Lean
Lean says to relentlessly eliminate anything that isn’t adding value and only work on what we absolutely need to be doing at this moment in time. Eliminating waste means eliminating useless meetings, tasks and documentation. But it also means eliminating time spent building what “we know” we’ll need in the future (things are constantly changing so we often end up not needing them — or if we do, we have to rework them because conditions and our understanding has changed by then). It also means eliminating inefficient ways of working — like multitasking (!) — so we can deliver fast.
“Organizations that are truly lean have a strong competitive advantage because they respond very rapidly and in a highly disciplined manner to market demand, rather than try to predict the future.” — Mary Poppendieck
Agile
Agile is a time-focused, iterative philosophy that allows to build a product step-by-step (incrementally), delivering it by smaller pieces. One of its main benefits is the ability to adapt and change at any step (depending on feedback, market conditions, corporate obstacles, etc.) and to supply only relevant products to the market.Scrum.
A good agile team picks and choses the management & technical practices that best work for them. (A bad one just picks a couple of practices and falsely believes that somehow “makes them agile” — see: Are We Agile Yet?).
So, what are the differences?
Agile Philosophy
- Is aimed at executing tasks faster, adapting to changes easier
- Makes the developing process flexible
- Was initially designed for Software Development, then expanded to Marketing, and is currently applied in other areas
- Action loop: product backlog — sprint backlog — iteration (sprints) — potentially shippable result
- Method for demonstrating progress — definition of ‘done’
- Methodologies: Scrum, XP, FDD, DSDM, Crystal Methods, etc.
- Toolkit: sprints, boards, Scrum Master, acceptance tests, user story mapping, etc.
Lean Philosophy
- Is about Smart development, when you improve virtually everything you do by eliminating anything that doesn’t bring value to the customer
- Makes the developing process sustainable
- Started from traditional manufacturing and expanded to all existing industries
- Action loop: build-measure-learn
- Method for demonstrating progress — validated learning
- Methodologies: Kanban, Kaizen, etc.
- Toolkit: hypotheses, split (A/B) tests, customer interviews, funnel and cohort analysis, Customer Success Manager, etc.

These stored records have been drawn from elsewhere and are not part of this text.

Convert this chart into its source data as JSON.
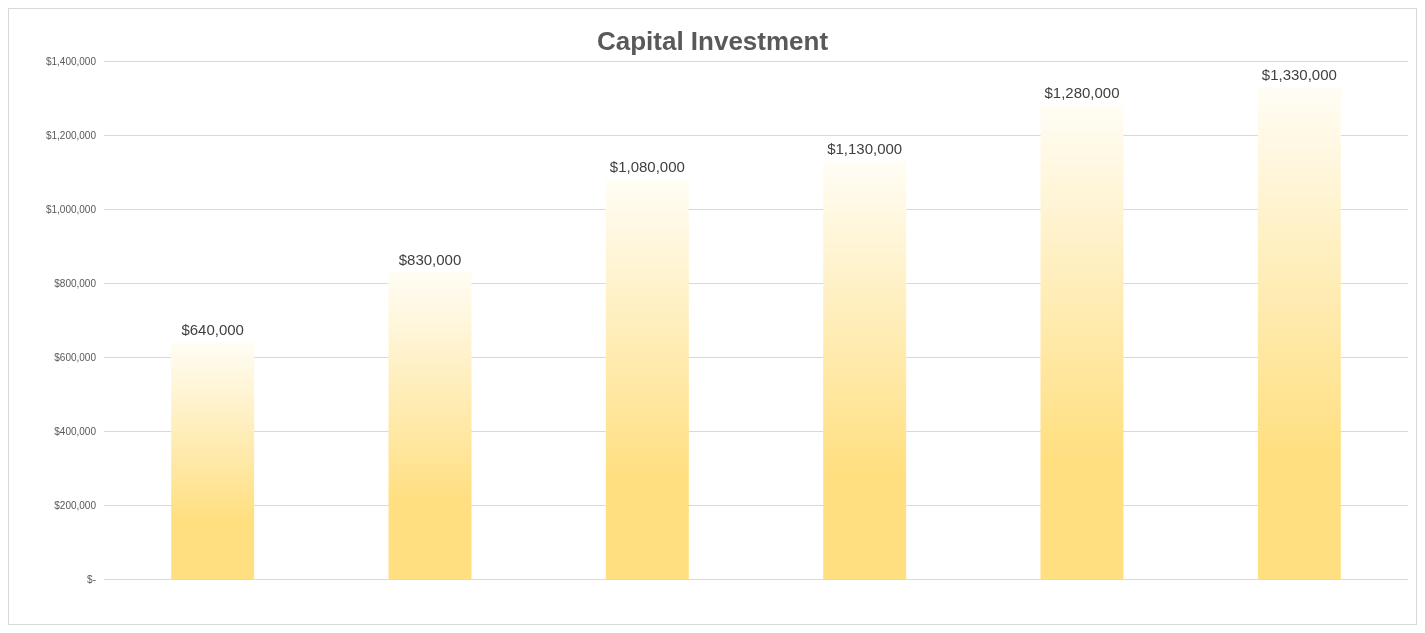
{
  "chart_data": {
    "type": "bar",
    "title": "Capital Investment",
    "categories": [
      null,
      null,
      null,
      null,
      null,
      null
    ],
    "values": [
      640000,
      830000,
      1080000,
      1130000,
      1280000,
      1330000
    ],
    "value_labels": [
      "$640,000",
      "$830,000",
      "$1,080,000",
      "$1,130,000",
      "$1,280,000",
      "$1,330,000"
    ],
    "color": "#ffdf80",
    "ylim": [
      0,
      1400000
    ],
    "yticks": [
      {
        "value": 0,
        "label": "$-"
      },
      {
        "value": 200000,
        "label": "$200,000"
      },
      {
        "value": 400000,
        "label": "$400,000"
      },
      {
        "value": 600000,
        "label": "$600,000"
      },
      {
        "value": 800000,
        "label": "$800,000"
      },
      {
        "value": 1000000,
        "label": "$1,000,000"
      },
      {
        "value": 1200000,
        "label": "$1,200,000"
      },
      {
        "value": 1400000,
        "label": "$1,400,000"
      }
    ],
    "grid": "y"
  }
}
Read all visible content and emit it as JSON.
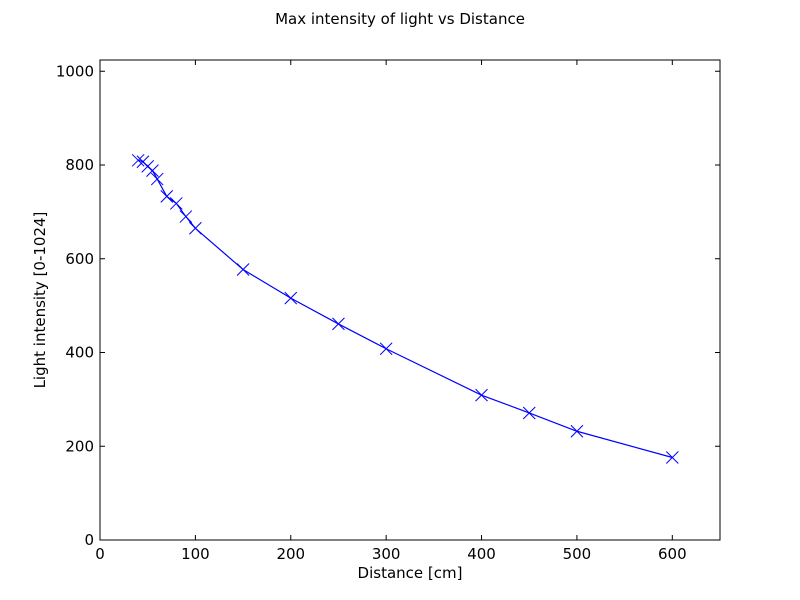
{
  "chart_data": {
    "type": "line",
    "title": "Max intensity of light vs Distance",
    "xlabel": "Distance [cm]",
    "ylabel": "Light intensity [0-1024]",
    "xlim": [
      0,
      650
    ],
    "ylim": [
      0,
      1024
    ],
    "xticks": [
      0,
      100,
      200,
      300,
      400,
      500,
      600
    ],
    "yticks": [
      0,
      200,
      400,
      600,
      800,
      1000
    ],
    "grid": false,
    "series": [
      {
        "color": "#0000ff",
        "marker": "x",
        "points": [
          {
            "x": 40,
            "y": 810
          },
          {
            "x": 45,
            "y": 807
          },
          {
            "x": 50,
            "y": 797
          },
          {
            "x": 55,
            "y": 788
          },
          {
            "x": 60,
            "y": 770
          },
          {
            "x": 70,
            "y": 733
          },
          {
            "x": 80,
            "y": 718
          },
          {
            "x": 90,
            "y": 690
          },
          {
            "x": 100,
            "y": 665
          },
          {
            "x": 150,
            "y": 577
          },
          {
            "x": 200,
            "y": 516
          },
          {
            "x": 250,
            "y": 461
          },
          {
            "x": 300,
            "y": 408
          },
          {
            "x": 400,
            "y": 309
          },
          {
            "x": 450,
            "y": 271
          },
          {
            "x": 500,
            "y": 232
          },
          {
            "x": 600,
            "y": 176
          }
        ]
      }
    ]
  }
}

The term Lean is wider than Agile because its smart approach influences all types of losses (not only time loss) such as money, labour, energy, etc.
Scrum
Scrum is about Teams producing Results in an agile way. Scrum Teams achieve results anyway they can by using a simple set of rules to guide effort. We will describe Scrum as a simple applied model so that a central understanding of Scrum can be built. Other complexities of applied Scrum such as scaling, distribution, etc. will be explored elsewhere.
Kanban
Kanban is a scheduling system of visual management aimed at just-in-time delivery excluding team overloading. As a part of Lean, initially the methodology supported Japanese automotive industry. Similarly to Scrum, Kanban tracks ‘to do — in progress — done’ activities, but it limits them by the number of ‘work in progress’ activities (the number is defined by the team manager and cannot be exceeded).